Very sorry that you cannot define the pathogenicity of variants of uncertain clinical significance. Of course, I understand that sometimes it is very difficult to test parents. But all of the pathogenic and probably pathogenic variants have already been described earlier, including by you in 4 articles (except variants in FC1005, the recessive pathogenicity of which is not defined due to the absence of parental testing). Please, can you clarify what is new in your manuscript article?
[Answer] Thank you very much for your comments. We have already reported 4 out of 11 IPN pedigrees, but seven are still unreported pedigrees. Although this study contains only two novel mutations, we provided the clinical and electrophysiological phenotypes of all patients in detail, and compared the clinical differences according to sHSP genes. We think that it may be the largest comprehensive study that analyzes the genetic variants and clinical characteristics of sHSP genes. Therefore, we would like to argue that our study has sufficient novelty and academic values.
Round 3
Reviewer 2 Report
Dear authors, thank you very much for your corrections!
I have only a few comments:
1) You have removed the PM1 criterion for variant c.352T>C in the HSPB3 gene. In this case, according to the ACMG criteria, this variant is VUS. Please correct it.

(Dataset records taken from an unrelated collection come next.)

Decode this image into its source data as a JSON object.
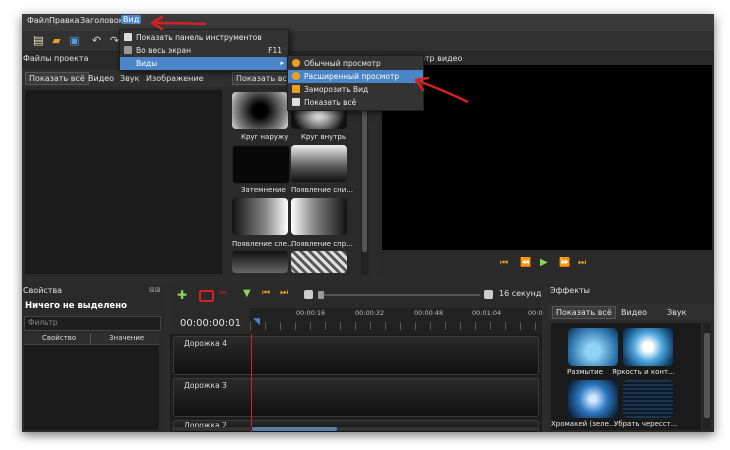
{
  "menubar": {
    "file": "Файл",
    "edit": "Правка",
    "title": "Заголовок",
    "view": "Вид"
  },
  "view_menu": {
    "show_toolbar": "Показать панель инструментов",
    "fullscreen": "Во весь экран",
    "fullscreen_shortcut": "F11",
    "views": "Виды"
  },
  "views_submenu": {
    "simple": "Обычный просмотр",
    "advanced": "Расширенный просмотр",
    "freeze": "Заморозить Вид",
    "show_all": "Показать всё"
  },
  "project_files": {
    "title": "Файлы проекта",
    "tabs": [
      "Показать всё",
      "Видео",
      "Звук",
      "Изображение"
    ]
  },
  "transitions": {
    "tab_show_all": "Показать все",
    "items": [
      "Круг наружу",
      "Круг внутрь",
      "Затемнение",
      "Появление сни...",
      "Появление сле...",
      "Появление спр..."
    ]
  },
  "preview": {
    "title_fragment": "отр видео"
  },
  "properties": {
    "title": "Свойства",
    "nothing_selected": "Ничего не выделено",
    "filter_placeholder": "Фильтр",
    "col_property": "Свойство",
    "col_value": "Значение"
  },
  "timeline": {
    "timecode": "00:00:00:01",
    "zoom_label": "16 секунд",
    "ticks": [
      "00:00:16",
      "00:00:32",
      "00:00:48",
      "00:01:04",
      "00:0"
    ],
    "tracks": [
      "Дорожка 4",
      "Дорожка 3",
      "Дорожка 2"
    ]
  },
  "effects": {
    "title": "Эффекты",
    "tabs": [
      "Показать всё",
      "Видео",
      "Звук"
    ],
    "items": [
      "Размытие",
      "Яркость и конт...",
      "Хромакей (зеле...",
      "Убрать чересст..."
    ]
  },
  "colors": {
    "accent_blue": "#4a86c7",
    "highlight_orange": "#e8a020",
    "arrow_red": "#d42020"
  }
}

2) Please correct this phrase in abstract: "As an atypical case, a patient with dHMN2 showed two compound heterozygous variants of p.R127Q and p.Y142H in HSPB1, suggesting a putative case of recessive inheritance" to "As an atypical case, a patient with dHMN2 showed two compound heterozygous variants of p.R127Q and p.Y142H in HSPB1, suggesting a putative case of recessive inheritance, which requires additional research to confirm."
Author Response
I have only a few comments:
1) You have removed the PM1 criterion for variant c.352T>C in the HSPB3 gene. In this case, according to the ACMG criteria, this variant is VUS. Please correct it.

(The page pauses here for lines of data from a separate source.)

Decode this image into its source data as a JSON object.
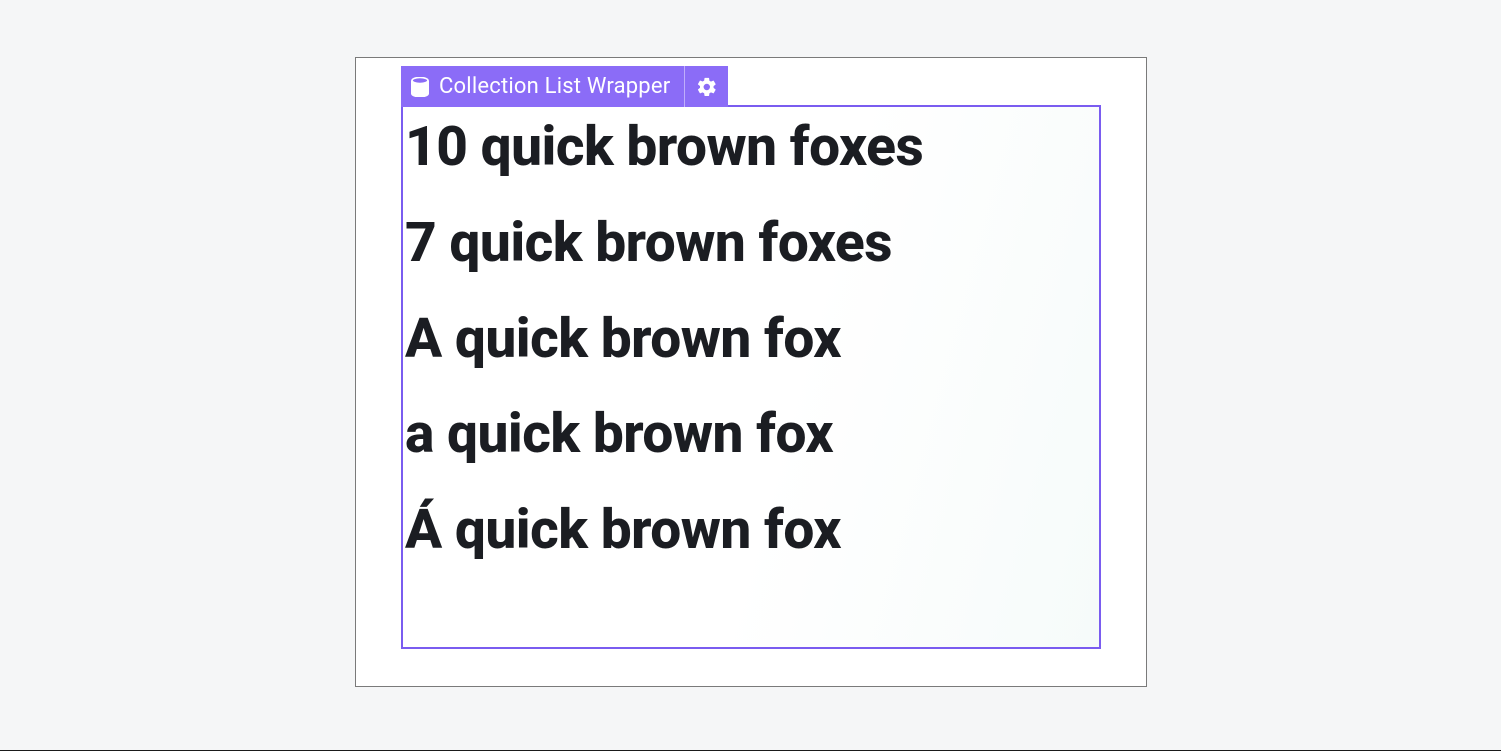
{
  "element_tag": {
    "label": "Collection List Wrapper"
  },
  "collection_items": [
    "10 quick brown foxes",
    "7 quick brown foxes",
    "A quick brown fox",
    "a quick brown fox",
    "Á quick brown fox"
  ],
  "colors": {
    "selection": "#7a5cf0",
    "tag_bg": "#8b6cf7",
    "text": "#1b1d22"
  }
}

[Answer] Thank you very much for your comment. As the comment, we corrected “LP” into VUS in the Table S1.
2) Please correct this phrase in abstract: "As an atypical case, a patient with dHMN2 showed two compound heterozygous variants of p.R127Q and p.Y142H in HSPB1, suggesting a putative case of recessive inheritance" to "As an atypical case, a patient with dHMN2 showed two compound heterozygous variants of p.R127Q and p.Y142H in HSPB1, suggesting a putative case of recessive inheritance, which requires additional research to confirm."
[Answer] Thank you very much for your comment. The corresponding sentence was revised according to the comment (see Abstract).